Buckingham Road/Upper Gloucester Road

Mystery surrounds this major development site which remains derelict, with no sign of any work being carried out despite having planning permission for 34 flats, including 14 affordable dwellings. Whilst the City Council’s Planning Committee voted to approve the application last August, the letter from the Council’s Head of Planning granting permission was not sent until 29 March this year! In the meantime, the ownership of the site has changed hands once again: the graffiti-defaced hoarding around the site now carries the name of Martin Homes, but the company’s website does not list the site among its ‘live projects’.

It is scandalous to have yet another site in our city, which has planning permission for homes, being apparently land-banked by developers and or being traded as an ‘eyesore asset’. A further example of this, just a short distance from our conservation area, is the major site at the corner of Church Street and Portland Street. This has been a wasteland for almost 30 years, despite permission for homes being granted!

Respect our Neighbourhood

As if this Spring’s unprecedented level of criminal damage to homes, businesses and public property by spray paint vandals was not enough, we have seen two groups claiming to help communities do, in fact, the very opposite. When I challenged an ‘Extinction Rebel’ defacing a public notice with stickers, her feeble response was, “There’s no other way to get our message across”. Of course there is! Why does she think candidates for the local election were, at the very same time, knocking on doors and explaining to residents in person why they deserved our votes? Why not put leaflets through letter boxes rather than break the law (the Environmental Protection Act 1990 in this case) by leaving them on car windscreens? Few deny that the consequences of climate change, loss of biodiversity and land degradation will be extremely serious over the next 50-100 years, but contempt for the law and the trashing of our environment in the here-and-now is not the solution.

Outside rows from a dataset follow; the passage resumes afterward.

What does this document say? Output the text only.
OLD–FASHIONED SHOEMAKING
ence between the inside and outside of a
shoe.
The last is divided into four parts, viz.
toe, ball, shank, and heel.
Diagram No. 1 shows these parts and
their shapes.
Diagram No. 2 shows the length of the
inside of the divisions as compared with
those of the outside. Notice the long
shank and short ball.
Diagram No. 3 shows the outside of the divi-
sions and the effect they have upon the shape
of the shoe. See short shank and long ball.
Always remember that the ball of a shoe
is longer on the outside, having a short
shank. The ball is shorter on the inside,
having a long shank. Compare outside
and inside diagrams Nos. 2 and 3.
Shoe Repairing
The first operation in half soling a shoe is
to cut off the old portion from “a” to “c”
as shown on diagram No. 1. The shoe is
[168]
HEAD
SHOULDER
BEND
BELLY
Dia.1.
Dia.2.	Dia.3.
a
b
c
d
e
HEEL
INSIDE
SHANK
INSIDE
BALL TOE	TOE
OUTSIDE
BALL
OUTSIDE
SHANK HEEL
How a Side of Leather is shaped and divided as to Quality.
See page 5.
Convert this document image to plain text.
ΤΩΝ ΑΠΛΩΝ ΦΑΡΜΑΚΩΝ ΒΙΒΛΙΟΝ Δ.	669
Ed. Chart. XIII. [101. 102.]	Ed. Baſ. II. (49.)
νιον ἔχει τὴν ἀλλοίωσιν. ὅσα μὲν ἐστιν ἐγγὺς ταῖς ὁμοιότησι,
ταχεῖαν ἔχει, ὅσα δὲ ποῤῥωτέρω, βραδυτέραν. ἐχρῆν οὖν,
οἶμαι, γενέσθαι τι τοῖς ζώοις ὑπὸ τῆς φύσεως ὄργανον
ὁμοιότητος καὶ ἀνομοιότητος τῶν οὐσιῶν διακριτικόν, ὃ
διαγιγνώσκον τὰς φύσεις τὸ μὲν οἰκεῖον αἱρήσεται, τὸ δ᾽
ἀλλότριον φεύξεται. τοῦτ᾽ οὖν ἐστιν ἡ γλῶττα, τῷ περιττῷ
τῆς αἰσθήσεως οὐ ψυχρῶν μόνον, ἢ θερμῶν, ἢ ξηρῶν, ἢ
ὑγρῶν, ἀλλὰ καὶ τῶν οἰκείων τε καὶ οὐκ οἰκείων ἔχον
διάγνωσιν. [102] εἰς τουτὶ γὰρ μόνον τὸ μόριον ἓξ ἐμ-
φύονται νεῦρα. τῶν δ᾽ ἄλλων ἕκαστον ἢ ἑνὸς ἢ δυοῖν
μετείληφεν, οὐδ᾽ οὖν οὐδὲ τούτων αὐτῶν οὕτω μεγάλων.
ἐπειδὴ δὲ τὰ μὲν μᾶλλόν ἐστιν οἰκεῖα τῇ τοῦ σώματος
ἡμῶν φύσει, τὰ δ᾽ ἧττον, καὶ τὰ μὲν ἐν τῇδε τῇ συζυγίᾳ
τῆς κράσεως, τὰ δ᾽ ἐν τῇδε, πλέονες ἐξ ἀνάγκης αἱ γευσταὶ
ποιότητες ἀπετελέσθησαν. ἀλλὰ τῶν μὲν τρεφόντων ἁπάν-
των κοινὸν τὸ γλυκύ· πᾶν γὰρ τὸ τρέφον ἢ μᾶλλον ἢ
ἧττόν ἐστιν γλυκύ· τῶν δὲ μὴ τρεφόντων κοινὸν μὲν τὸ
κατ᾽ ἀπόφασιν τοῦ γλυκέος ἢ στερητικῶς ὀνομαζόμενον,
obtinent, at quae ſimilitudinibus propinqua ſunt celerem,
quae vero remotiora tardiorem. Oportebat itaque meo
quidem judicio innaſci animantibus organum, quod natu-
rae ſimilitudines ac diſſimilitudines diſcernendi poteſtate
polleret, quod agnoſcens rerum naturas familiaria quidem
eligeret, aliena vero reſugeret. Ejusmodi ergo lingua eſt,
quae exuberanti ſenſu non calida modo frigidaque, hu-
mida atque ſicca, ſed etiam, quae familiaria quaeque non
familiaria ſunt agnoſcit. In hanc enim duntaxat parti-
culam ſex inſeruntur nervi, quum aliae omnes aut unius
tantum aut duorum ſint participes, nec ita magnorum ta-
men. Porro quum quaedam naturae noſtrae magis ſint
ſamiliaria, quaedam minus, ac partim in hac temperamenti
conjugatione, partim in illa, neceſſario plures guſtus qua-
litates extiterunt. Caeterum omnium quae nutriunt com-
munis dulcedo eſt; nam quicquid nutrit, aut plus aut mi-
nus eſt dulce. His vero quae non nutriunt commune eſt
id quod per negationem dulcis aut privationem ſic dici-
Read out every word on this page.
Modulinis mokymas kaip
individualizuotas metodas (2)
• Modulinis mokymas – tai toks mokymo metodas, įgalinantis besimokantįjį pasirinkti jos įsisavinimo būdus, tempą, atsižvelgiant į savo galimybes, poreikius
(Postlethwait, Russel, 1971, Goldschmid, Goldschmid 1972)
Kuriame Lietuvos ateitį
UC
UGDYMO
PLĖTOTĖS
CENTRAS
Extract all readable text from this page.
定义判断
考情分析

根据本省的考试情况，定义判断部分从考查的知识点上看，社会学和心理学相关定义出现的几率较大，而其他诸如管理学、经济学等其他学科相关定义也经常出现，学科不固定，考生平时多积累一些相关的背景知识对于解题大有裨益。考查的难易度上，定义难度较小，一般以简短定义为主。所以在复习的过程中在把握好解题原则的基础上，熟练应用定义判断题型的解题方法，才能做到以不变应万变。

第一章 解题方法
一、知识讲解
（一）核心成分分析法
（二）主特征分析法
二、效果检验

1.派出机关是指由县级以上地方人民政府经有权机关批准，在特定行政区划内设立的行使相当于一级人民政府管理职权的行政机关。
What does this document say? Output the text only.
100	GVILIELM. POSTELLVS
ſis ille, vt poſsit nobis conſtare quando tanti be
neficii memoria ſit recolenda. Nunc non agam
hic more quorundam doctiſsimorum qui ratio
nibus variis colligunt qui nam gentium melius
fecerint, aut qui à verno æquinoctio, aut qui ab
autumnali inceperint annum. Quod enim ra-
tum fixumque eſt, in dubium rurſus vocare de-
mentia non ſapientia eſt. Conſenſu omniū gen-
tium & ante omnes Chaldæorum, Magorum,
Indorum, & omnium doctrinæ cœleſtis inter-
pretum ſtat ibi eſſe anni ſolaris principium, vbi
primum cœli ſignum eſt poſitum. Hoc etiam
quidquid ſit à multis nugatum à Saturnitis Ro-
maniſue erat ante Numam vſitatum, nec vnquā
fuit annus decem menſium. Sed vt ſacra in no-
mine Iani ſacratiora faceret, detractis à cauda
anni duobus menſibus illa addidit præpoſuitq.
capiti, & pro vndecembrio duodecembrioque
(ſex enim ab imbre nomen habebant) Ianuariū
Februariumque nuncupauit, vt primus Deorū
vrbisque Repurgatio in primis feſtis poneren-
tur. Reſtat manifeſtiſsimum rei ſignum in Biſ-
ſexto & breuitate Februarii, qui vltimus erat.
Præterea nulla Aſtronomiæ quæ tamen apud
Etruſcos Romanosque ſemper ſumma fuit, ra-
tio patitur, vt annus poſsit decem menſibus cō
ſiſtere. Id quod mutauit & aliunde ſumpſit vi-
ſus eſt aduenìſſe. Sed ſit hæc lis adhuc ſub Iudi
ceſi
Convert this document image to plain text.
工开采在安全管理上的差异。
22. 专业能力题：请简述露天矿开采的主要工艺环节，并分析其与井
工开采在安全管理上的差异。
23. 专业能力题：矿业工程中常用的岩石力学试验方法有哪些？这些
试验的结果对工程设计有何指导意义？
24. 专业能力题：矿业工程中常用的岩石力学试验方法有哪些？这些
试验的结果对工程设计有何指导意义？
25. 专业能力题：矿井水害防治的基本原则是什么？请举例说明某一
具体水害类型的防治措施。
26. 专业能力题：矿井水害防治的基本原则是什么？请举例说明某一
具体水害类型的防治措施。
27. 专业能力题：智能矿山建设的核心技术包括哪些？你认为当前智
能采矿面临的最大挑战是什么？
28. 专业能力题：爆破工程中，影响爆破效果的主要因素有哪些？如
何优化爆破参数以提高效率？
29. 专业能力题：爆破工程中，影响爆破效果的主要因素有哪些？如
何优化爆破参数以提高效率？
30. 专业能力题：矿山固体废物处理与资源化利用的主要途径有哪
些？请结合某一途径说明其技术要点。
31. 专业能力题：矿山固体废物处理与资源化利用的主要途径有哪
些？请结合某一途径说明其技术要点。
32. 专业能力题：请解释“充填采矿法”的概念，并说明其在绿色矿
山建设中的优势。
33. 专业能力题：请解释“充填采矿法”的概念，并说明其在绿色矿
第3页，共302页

Meanwhile, those artists opening their homes for ‘Artists Open Houses’ should reflect for a moment on the way in which this otherwise very welcome scheme is being promoted because spray painting the pavement with the trail that leads to the exhibitions is, again, unlawful and at the same time irresponsible because it simply gives encouragement to the spray paint vandals referred to above whilst promoting the idea that ownership of the public realm is there for any individual or group to grab for themselves.

High rise blocks are wrong and unnecessary

Regrettably, the Planning Committee has recently been minded to grant permission for an 18 storey tower block development on New England Street to the east of our conservation area, and overlooking the Brighton Greenway and heritage assets including St Bartholomew’s Church. With merely 21 of the 201 apartments being affordable homes and the harm to heritage assets being acknowledged in the planning officers’ report, this seems to be yet another example of taking public views away from the public and selling them off to the highest private bidder. Anston House overlooking Preston Park and the luxury blocks in the Marina
rising steadily above the cliffs of Kemp Town may now be rivalled by high rise development on the site of the Brighton Centre and
the cinema complex of Kingswest. If you want to live in a sunlit upland with views of the sea and the Downs or at least have your multi-million pound penthouse investment well-removed from the envious mob at street level, then Brighton and Hove is clearly open for your business.